Nic nie jest przesądzone, ale minister sprawiedliwości Dominique Perben wypowiedział się pozytywnie o tym pomyśle. Wydaje mi się to interesujące - powiedział Perben. Jego zdaniem nie ma "nic szokującego ani absurdalnego w rozważaniach, jak bardzo niebezpieczne są niektóre osoby". Zaznaczył, że sprawa wymaga namysłu.

Jednak część francuskiego środowiska prawniczego już okrzyknęła ten projekt zmian w prawie jako dążenie do "podwójnej kary", sprzecznej z filozofią prawa.

Projekt dwóch deputowanych został przedstawiony w parlamencie w tym tygodniu. Będzie przedmiotem debaty parlamentarnej na początku przyszłego roku. Zakłada przede wszystkim zaostrzenie kar dla recydywistów, a także zakładanie elektronicznych nadajników przestępcom, którzy byli skazani na co najmniej pięć lat więzienia za przestępstwa na tle seksualnym. Mieliby je nosić po wyjściu na wolność. Urządzenie byłyby tak skonstruowane, że przestępca nie mógłby się od niego uwolnić.

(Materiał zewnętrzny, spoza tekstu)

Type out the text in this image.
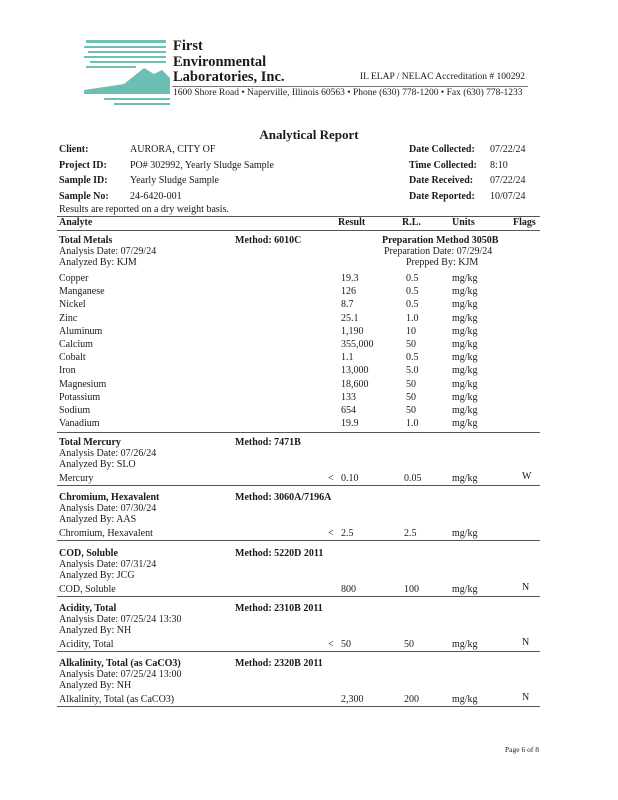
First
Environmental
Laboratories, Inc.	IL ELAP / NELAC Accreditation # 100292
1600 Shore Road • Naperville, Illinois 60563 • Phone (630) 778-1200 • Fax (630) 778-1233
Analytical Report
Client:	AURORA, CITY OF
Project ID: PO# 302992, Yearly Sludge Sample
Sample ID: Yearly Sludge Sample
Sample No: 24-6420-001
Date Collected: 07/22/24
Time Collected: 8:10
Date Received: 07/22/24
Date Reported: 10/07/24
Results are reported on a dry weight basis.
Analyte	Result	R.L.	Units	Flags
Total Metals	Method: 6010C
Analysis Date: 07/29/24
Analyzed By: KJM
Preparation Method 3050B
Preparation Date: 07/29/24
Prepped By: KJM
Copper	19.3	0.5	mg/kg
Manganese	126	0.5	mg/kg
Nickel	8.7	0.5	mg/kg
Zinc	25.1	1.0	mg/kg
Aluminum	1,190	10	mg/kg
Calcium	355,000	50	mg/kg
Cobalt	1.1	0.5	mg/kg
Iron	13,000	5.0	mg/kg
Magnesium	18,600	50	mg/kg
Potassium	133	50	mg/kg
Sodium	654	50	mg/kg
Vanadium	19.9	1.0	mg/kg
Total Mercury	Method: 7471B
Analysis Date: 07/26/24
Analyzed By: SLO
Mercury	< 0.10	0.05	mg/kg	W
Chromium, Hexavalent	Method: 3060A/7196A
Analysis Date: 07/30/24
Analyzed By: AAS
Chromium, Hexavalent	< 2.5	2.5	mg/kg
COD, Soluble	Method: 5220D 2011
Analysis Date: 07/31/24
Analyzed By: JCG
COD, Soluble	800	100	mg/kg	N
Acidity, Total	Method: 2310B 2011
Analysis Date: 07/25/24 13:30
Analyzed By: NH
Acidity, Total	< 50	50	mg/kg	N
Alkalinity, Total (as CaCO3)	Method: 2320B 2011
Analysis Date: 07/25/24 13:00
Analyzed By: NH
Alkalinity, Total (as CaCO3)	2,300	200	mg/kg	N
Page 6 of 8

Projekt zakłada, że noszenie "obroży" obowiązywałoby przez trzy lata po odbyciu kary, ale okres ten można by w razie potrzeby wydłużać bez ograniczeń. Zajmowałby się tym sąd penitencjarny, po konsultacji miejscowych władz cywilnych, więziennych, żandarmerii i lekarza. Część prawniczego środowiska Francji jest oburzona, mówiąc, że "projekt podważa całą filozofię prawa karnego" i zasadę, że odbycie kary jest rekompensatą przestępcy wobec społeczeństwa za winę. Przeciwni są i adwokaci, i sędziowie.

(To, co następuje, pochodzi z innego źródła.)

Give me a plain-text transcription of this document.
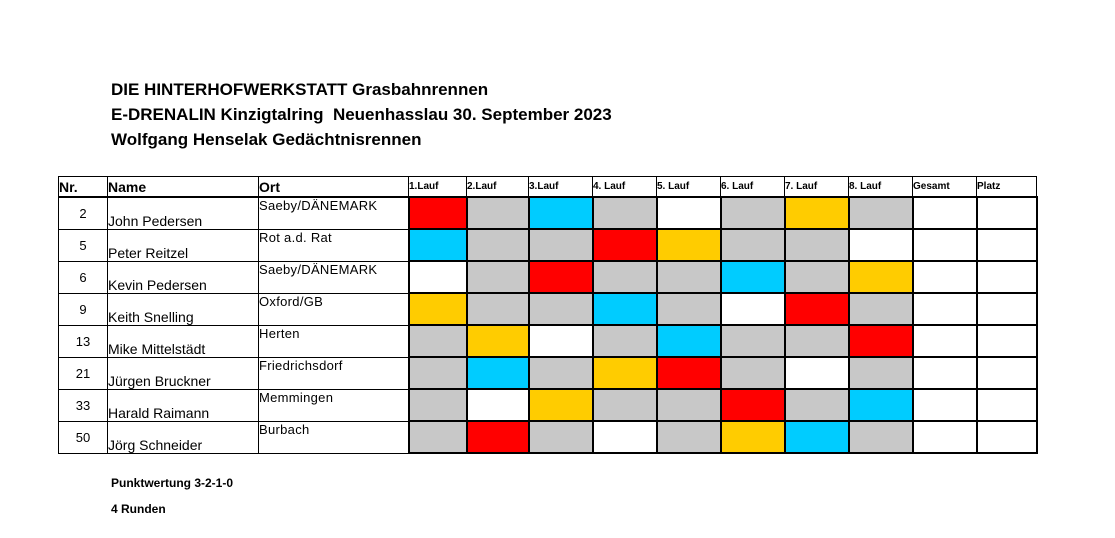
DIE HINTERHOFWERKSTATT Grasbahnrennen
E-DRENALIN Kinzigtalring  Neuenhasslau 30. September 2023
Wolfgang Henselak Gedächtnisrennen
Nr.	Name	Ort	1.Lauf	2.Lauf	3.Lauf	4. Lauf	5. Lauf	6. Lauf	7. Lauf	8. Lauf	Gesamt	Platz
2	John Pedersen	Saeby/DÄNEMARK										
5	Peter Reitzel	Rot a.d. Rat										
6	Kevin Pedersen	Saeby/DÄNEMARK										
9	Keith Snelling	Oxford/GB										
13	Mike Mittelstädt	Herten										
21	Jürgen Bruckner	Friedrichsdorf										
33	Harald Raimann	Memmingen										
50	Jörg Schneider	Burbach										
Punktwertung 3-2-1-0
4 Runden
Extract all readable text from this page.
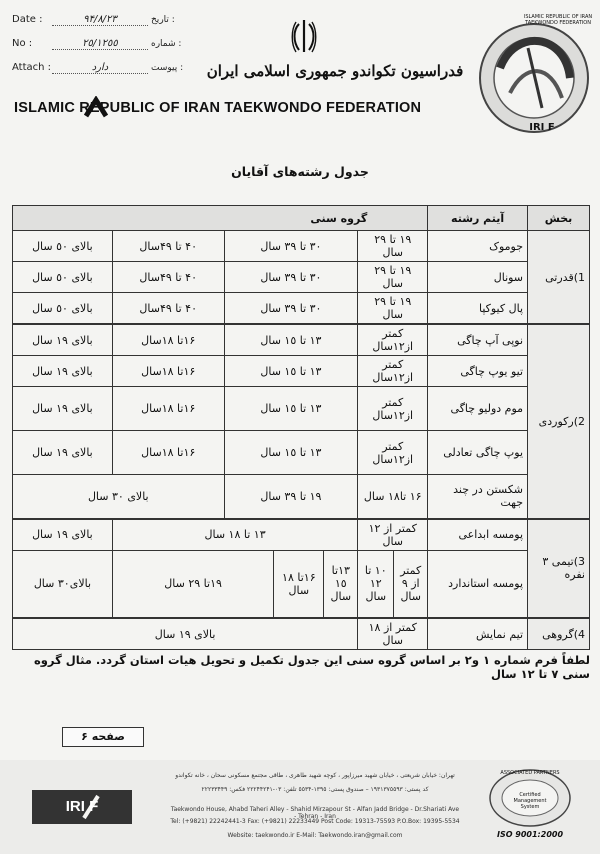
Date :	٩۴/٨/٢٣	تاریخ :
No :	٢٥/١٢٥٥	شماره :
Attach :	دارد	پیوست :	فدراسیون تکواندو جمهوری اسلامی ایران
ISLAMIC REPUBLIC OF IRAN TAEKWONDO FEDERATION
IRI F
ISLAMIC REPUBLIC OF IRAN TAEKWONDO FEDERATION
جدول رشته‌های آقایان
بخش	آیتم رشته	گروه سنی						
1)قدرتی	جوموک	١٩ تا ٢٩ سال		٣٠ تا ٣٩ سال			۴٠ تا ۴٩سال	بالای ٥٠ سال
	سونال	١٩ تا ٢٩ سال		٣٠ تا ٣٩ سال			۴٠ تا ۴٩سال	بالای ٥٠ سال
	پال کیوکپا	١٩ تا ٢٩ سال		٣٠ تا ٣٩ سال			۴٠ تا ۴٩سال	بالای ٥٠ سال
2)رکوردی	نوپی آپ چاگی	کمتر از١٢سال		١٣ تا ١٥ سال			١۶تا ١٨سال	بالای ١٩ سال
	تیو یوپ چاگی	کمتر از١٢سال		١٣ تا ١٥ سال			١۶تا ١٨سال	بالای ١٩ سال
	موم دولیو چاگی	کمتر از١٢سال		١٣ تا ١٥ سال			١۶تا ١٨سال	بالای ١٩ سال
	یوپ چاگی تعادلی	کمتر از١٢سال		١٣ تا ١٥ سال			١۶تا ١٨سال	بالای ١٩ سال
	شکستن در چند جهت	١۶ تا١٨ سال		١٩ تا ٣٩ سال			بالای ٣٠ سال	
3)تیمی ٣ نفره	پومسه ابداعی	کمتر از ١٢ سال		١٣ تا ١٨ سال				بالای ١٩ سال
	پومسه استاندارد	کمتر از ٩ سال	١٠ تا ١٢ سال	١٣تا ١٥ سال	١۶تا ١٨ سال	١٩تا ٢٩ سال		بالای٣٠ سال
4)گروهی	تیم نمایش	کمتر از ١٨ سال		بالای ١٩ سال				
لطفاً فرم شماره ١ و٢ بر اساس گروه سنی این جدول تکمیل و تحویل هیات استان گردد. مثال گروه سنی ٧ تا ١٢ سال
صفحه ۶
IRI F
تهران: خیابان شریعتی ، خیابان شهید میرزاپور ، کوچه شهید طاهری ، طاقی مجتمع مسکونی سحان ، خانه تکواندو
کد پستی: ١٩٣١٣٧٥٥٩٣ – صندوق پستی: ١٣٩٥-٥٥٣۴ تلفن: ٠٣-٢٢٢۴۴٢۴١ فکس: ٢٢٢٣٣۴۴٩
Taekwondo House, Ahabd Taheri Alley - Shahid Mirzapour St - Alfan Jadd Bridge - Dr.Shariati Ave - Tehran - Iran
Tel: (+9821) 22242441-3 Fax: (+9821) 22233449 Post Code: 19313-75593 P.O.Box: 19395-5534
Website: taekwondo.ir E-Mail: Taekwondo.iran@gmail.com
ASSOCIATED PARTNERS
Certified Management System
ISO 9001:2000
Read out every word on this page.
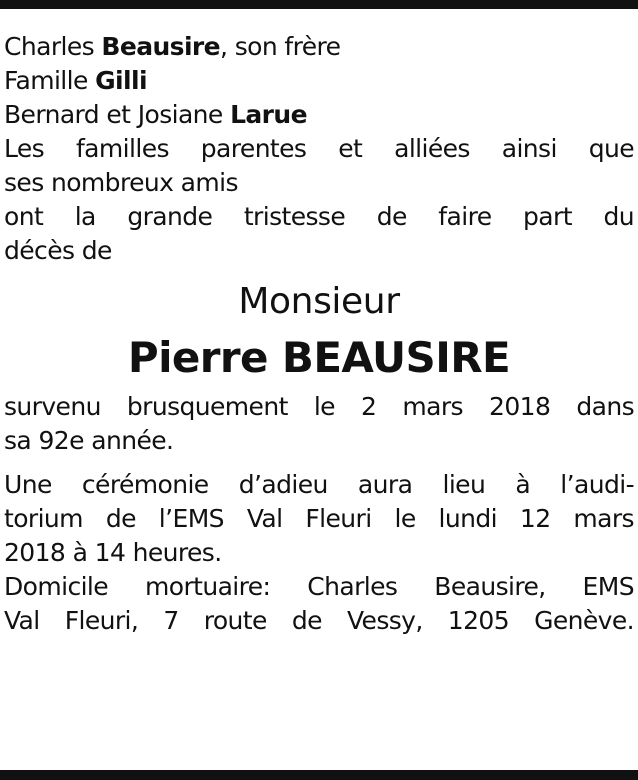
Charles Beausire, son frère
Famille Gilli
Bernard et Josiane Larue
Les familles parentes et alliées ainsi que
ses nombreux amis
ont la grande tristesse de faire part du
décès de
Monsieur
Pierre BEAUSIRE
survenu brusquement le 2 mars 2018 dans
sa 92e année.
Une cérémonie d’adieu aura lieu à l’audi-
torium de l’EMS Val Fleuri le lundi 12 mars
2018 à 14 heures.
Domicile mortuaire: Charles Beausire, EMS
Val Fleuri, 7 route de Vessy, 1205 Genève.
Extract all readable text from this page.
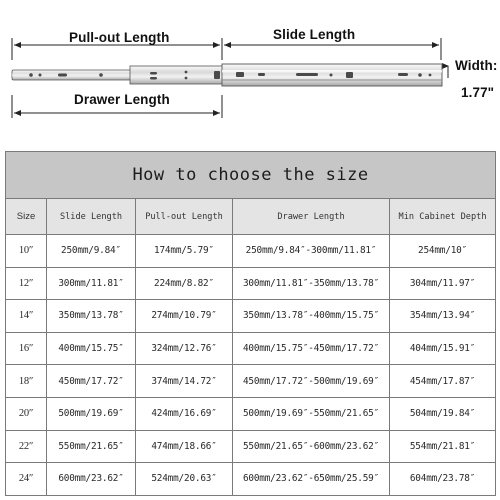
Pull-out Length	Slide Length
Drawer Length
Width:
1.77"
How to choose the size				
Size	Slide Length	Pull-out Length	Drawer Length	Min Cabinet Depth
10″	250mm/9.84″	174mm/5.79″	250mm/9.84″-300mm/11.81″	254mm/10″
12″	300mm/11.81″	224mm/8.82″	300mm/11.81″-350mm/13.78″	304mm/11.97″
14″	350mm/13.78″	274mm/10.79″	350mm/13.78″-400mm/15.75″	354mm/13.94″
16″	400mm/15.75″	324mm/12.76″	400mm/15.75″-450mm/17.72″	404mm/15.91″
18″	450mm/17.72″	374mm/14.72″	450mm/17.72″-500mm/19.69″	454mm/17.87″
20″	500mm/19.69″	424mm/16.69″	500mm/19.69″-550mm/21.65″	504mm/19.84″
22″	550mm/21.65″	474mm/18.66″	550mm/21.65″-600mm/23.62″	554mm/21.81″
24″	600mm/23.62″	524mm/20.63″	600mm/23.62″-650mm/25.59″	604mm/23.78″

We francuskich więzieniach ponad jedna piąta skazanych odsiaduje wyroki za przestępstwa o podłożu seksualnym, z czego większość - za pedofilię.

W zeszłym tygodniu minister Perben ogłosił rozpoczęcie badań nad wprowadzeniem farmakoterapii osób skazanych za przestępstwa seksualne. Jest to rozwiązanie stosowane już w innych krajach Europy. Podawane środki mają u przestępców hamować popęd seksualny i w ten sposób uniemożliwić powrót do przestępstwa.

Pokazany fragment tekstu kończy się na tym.